Trade Cards and Womanhood
Depictions of women in late 19th century trade cards emphasized white women’s gentility and refinement through Anglo-Saxon physiognomy, proper hairstyles, and fashionable clothing. Often ads would show such ladies talking with their African American cooks or Irish maids. Interestingly, while the lady oversaw the running of her household, often the domestic worker ‘instructed’ the lady of the household on the best product to purchase— in effect, the underling speaking for the company. An 1888 advertising calendar reported this kitchen conversation:
Mistress: Well cook, as long as buckwheat flour is in season we must have buckwheat cakes for breakfast. What yeast will you use?
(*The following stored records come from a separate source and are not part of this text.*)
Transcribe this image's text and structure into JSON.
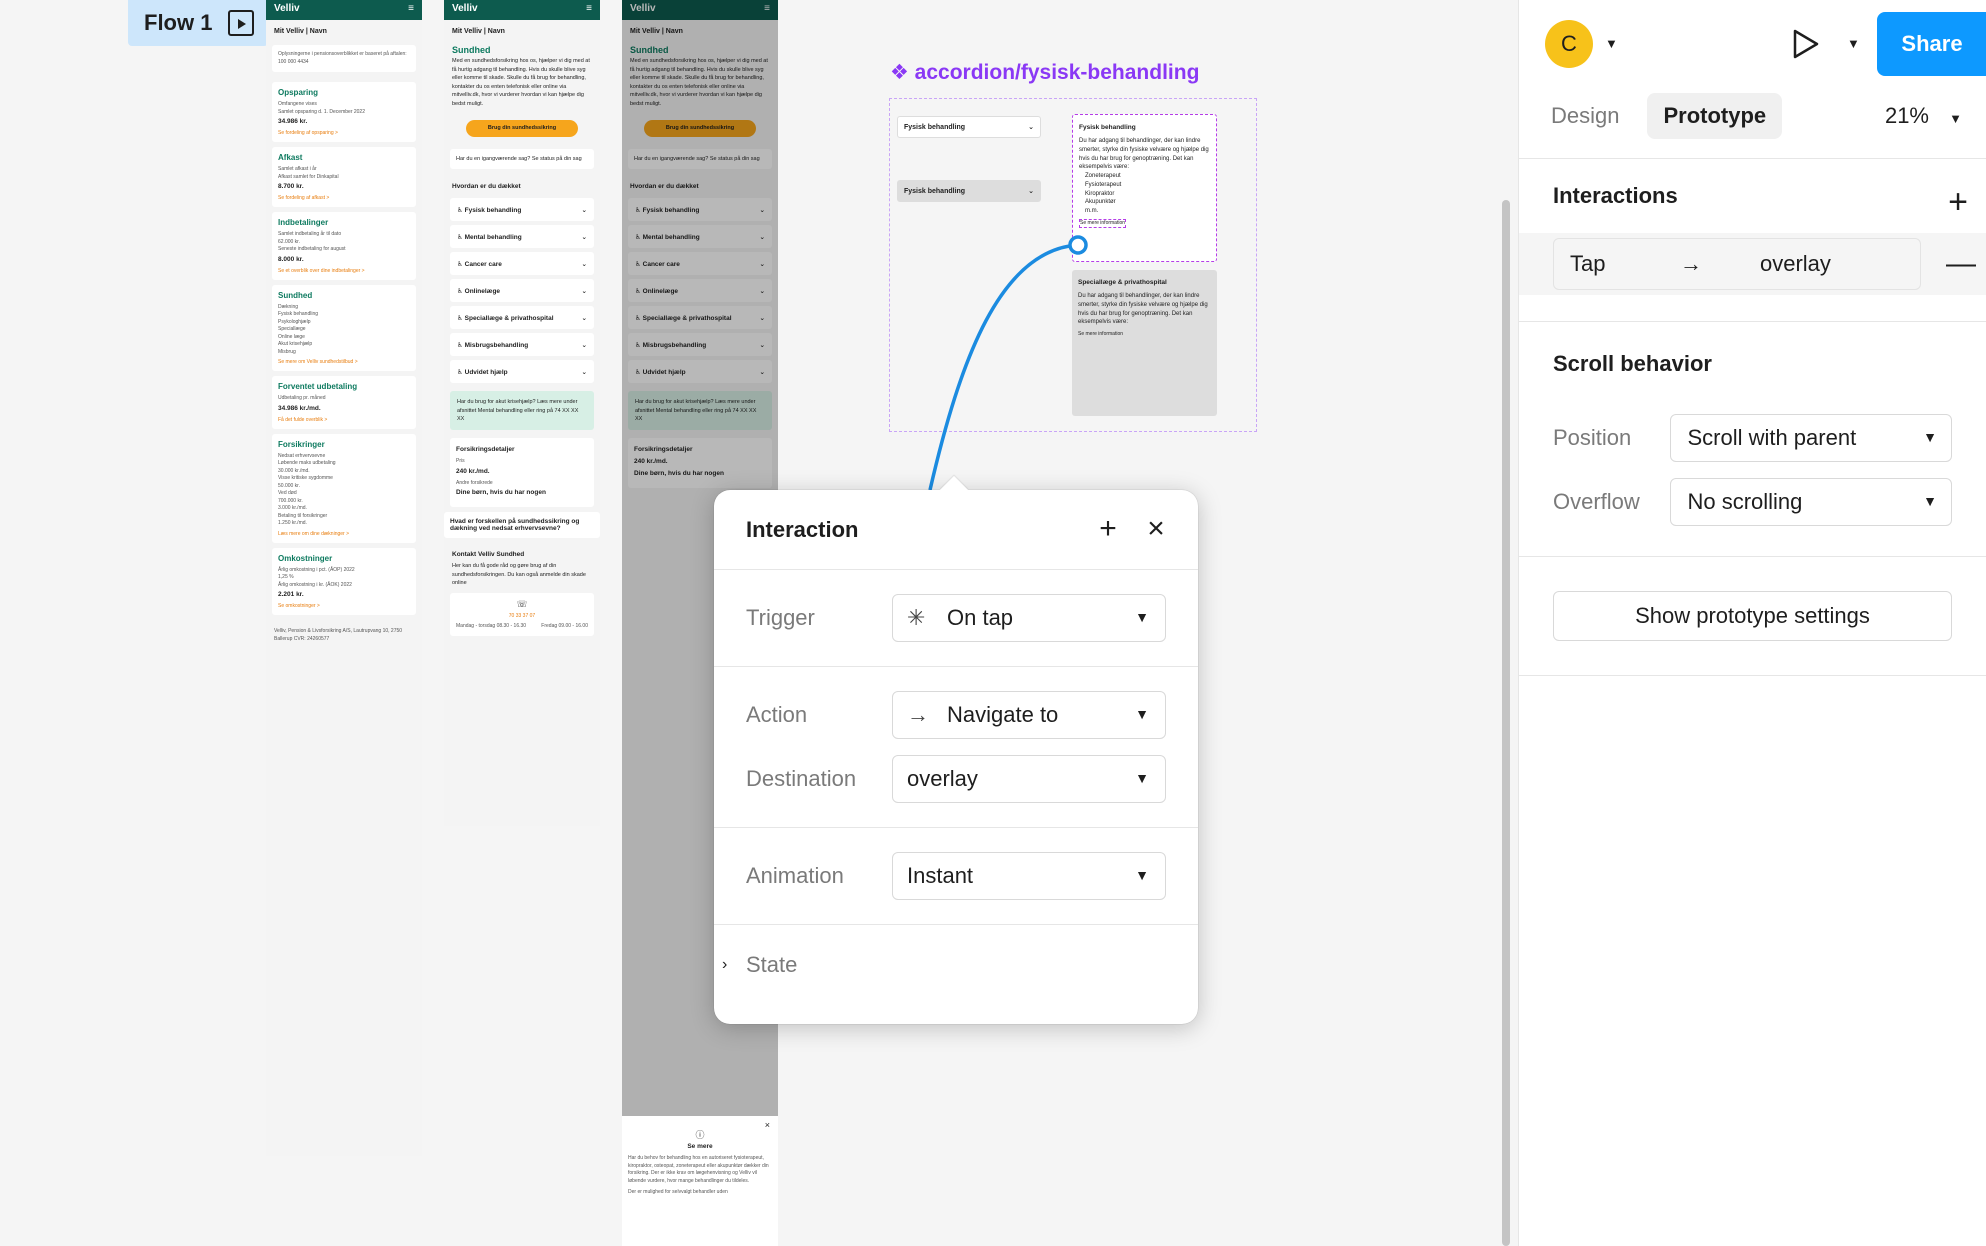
{
  "canvas": {
    "flow_label": "Flow 1",
    "component_title": "accordion/fysisk-behandling",
    "frame1": {
      "brand": "Velliv",
      "subnav": "Mit Velliv  |  Navn",
      "notice": "Oplysningerne i pensionsoverblikket er baseret på aftalen: 100 000 4434",
      "cards": [
        {
          "title": "Opsparing",
          "lines": [
            "Omfangene vises",
            "Samlet opsparing d. 1. December 2022"
          ],
          "value": "34.986 kr.",
          "link": "Se fordeling af opsparing >"
        },
        {
          "title": "Afkast",
          "lines": [
            "Samlet afkast i år",
            "Afkast samlet for Dinkapital"
          ],
          "value": "8.700 kr.",
          "link": "Se fordeling af afkast >"
        },
        {
          "title": "Indbetalinger",
          "lines": [
            "Samlet indbetaling år til dato",
            "62.000 kr.",
            "Seneste indbetaling for august"
          ],
          "value": "8.000 kr.",
          "link": "Se et overblik over dine indbetalinger >"
        },
        {
          "title": "Sundhed",
          "lines": [
            "Dækning",
            "Fysisk behandling",
            "Psykologhjælp",
            "Speciallæge",
            "Online læge",
            "Akut krisehjælp",
            "Misbrug"
          ],
          "value": "",
          "link": "Se mere om Velliv sundhedstilbud >"
        },
        {
          "title": "Forventet udbetaling",
          "lines": [
            "Udbetaling pr. måned"
          ],
          "value": "34.986 kr./md.",
          "link": "Få det fulde overblik >"
        },
        {
          "title": "Forsikringer",
          "lines": [
            "Nedsat erhvervsevne",
            "Løbende maks udbetaling",
            "30.000 kr./md.",
            "Visse kritiske sygdomme",
            "50.000 kr.",
            "Ved død",
            "700.000 kr.",
            "3.000 kr./md.",
            "Betaling til forsikringer",
            "1.250 kr./md."
          ],
          "value": "",
          "link": "Læs mere om dine dækninger >"
        },
        {
          "title": "Omkostninger",
          "lines": [
            "Årlig omkostning i pct. (ÅOP) 2022",
            "1,25 %",
            "Årlig omkostning i kr. (ÅOK) 2022"
          ],
          "value": "2.201 kr.",
          "link": "Se omkostninger >"
        }
      ],
      "footer": "Velliv, Pension & Livsforsikring A/S, Lautrupvang 10, 2750 Ballerup CVR: 24260577"
    },
    "frame2": {
      "brand": "Velliv",
      "subnav": "Mit Velliv  |  Navn",
      "title": "Sundhed",
      "intro": "Med en sundhedsforsikring hos os, hjælper vi dig med at få hurtig adgang til behandling. Hvis du skulle blive syg eller komme til skade. Skulle du få brug for behandling, kontakter du os enten telefonisk eller online via mitvelliv.dk, hvor vi vurderer hvordan vi kan hjælpe dig bedst muligt.",
      "button": "Brug din sundhedssikring",
      "info": "Har du en igangværende sag? Se status på din sag",
      "section": "Hvordan er du dækket",
      "accordions": [
        "Fysisk behandling",
        "Mental behandling",
        "Cancer care",
        "Onlinelæge",
        "Speciallæge & privathospital",
        "Misbrugsbehandling",
        "Udvidet hjælp"
      ],
      "crisis": "Har du brug for akut krisehjælp? Læs mere under afsnittet  Mental behandling eller ring på 74 XX XX XX",
      "details_title": "Forsikringsdetaljer",
      "price_label": "Pris",
      "price": "240 kr./md.",
      "other_label": "Andre forsikrede",
      "other": "Dine børn, hvis du har nogen",
      "question": "Hvad er forskellen på sundhedssikring og dækning ved nedsat erhvervsevne?",
      "contact_title": "Kontakt Velliv Sundhed",
      "contact_text": "Her kan du få gode råd og gøre brug af din sundhedsforsikringen. Du kan også anmelde din skade online",
      "phone": "70 33 37 07",
      "hours_a": "Mandag - torsdag 08.30 - 16.30",
      "hours_b": "Fredag 09.00 - 16.00"
    },
    "overlay": {
      "title": "Se mere",
      "text": "Har du behov for behandling hos en autoriseret fysioterapeut, kiropraktor, osteopat, zoneterapeut eller akupunktør dækker din forsikring. Der er ikke krav om lægehenvisning og Velliv vil løbende vurdere, hvor mange behandlinger du tildeles.",
      "more": "Der er mulighed for selvvalgt behandler uden"
    },
    "component": {
      "closed_a": "Fysisk behandling",
      "closed_b": "Fysisk behandling",
      "open_title": "Fysisk behandling",
      "open_text": "Du har adgang til behandlinger, der kan lindre smerter, styrke din fysiske velvære og hjælpe dig hvis du har brug for genoptræning. Det kan eksempelvis være:",
      "open_list": [
        "Zoneterapeut",
        "Fysioterapeut",
        "Kiropraktor",
        "Akupunktør",
        "m.m."
      ],
      "open_link": "Se mere information",
      "open2_title": "Speciallæge & privathospital"
    }
  },
  "dialog": {
    "title": "Interaction",
    "trigger_label": "Trigger",
    "trigger_value": "On tap",
    "action_label": "Action",
    "action_value": "Navigate to",
    "destination_label": "Destination",
    "destination_value": "overlay",
    "animation_label": "Animation",
    "animation_value": "Instant",
    "state_label": "State"
  },
  "panel": {
    "avatar_initial": "C",
    "share_label": "Share",
    "tabs": [
      "Design",
      "Prototype"
    ],
    "active_tab": "Prototype",
    "zoom": "21%",
    "interactions_title": "Interactions",
    "interaction": {
      "trigger": "Tap",
      "destination": "overlay"
    },
    "scroll_title": "Scroll behavior",
    "position_label": "Position",
    "position_value": "Scroll with parent",
    "overflow_label": "Overflow",
    "overflow_value": "No scrolling",
    "settings_button": "Show prototype settings"
  },
  "colors": {
    "accent": "#0d99ff",
    "component": "#8a38f5",
    "brand": "#0d5b4e",
    "orange": "#f6a51c",
    "avatar": "#f7c21a"
  }
}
Cook: Fleischmann's yeast ma'am is my choice. I can make anything in de bakin line wif it. It's a right smart yeast.
Using familiar visual stereotypes, such advertising underscored class divisions and racial/ethnic hierarchies.
At the same time, advertisers drew upon foreign and exotic images to tie American women to styles and practices that would encourage new forms of consumption. This was common in advertising for personal grooming and beauty products; Palmolive ads, for example, featured scenes of Cleopatra to underscore the long lineage of women’s beauty culture: Here Cleopatra was depicted as a white woman, attended by a dark-skinned servant.
Other ads illustrated national dress and ethnic customs from around the world. “How to Ask for a Cup of Coffee in 32 Languages” is an example of such advertising. The ad’s armchair tourism fostered a sense of cosmopolitanism among American women, even as it it simplified the diversity of nations and peoples into visual “types.”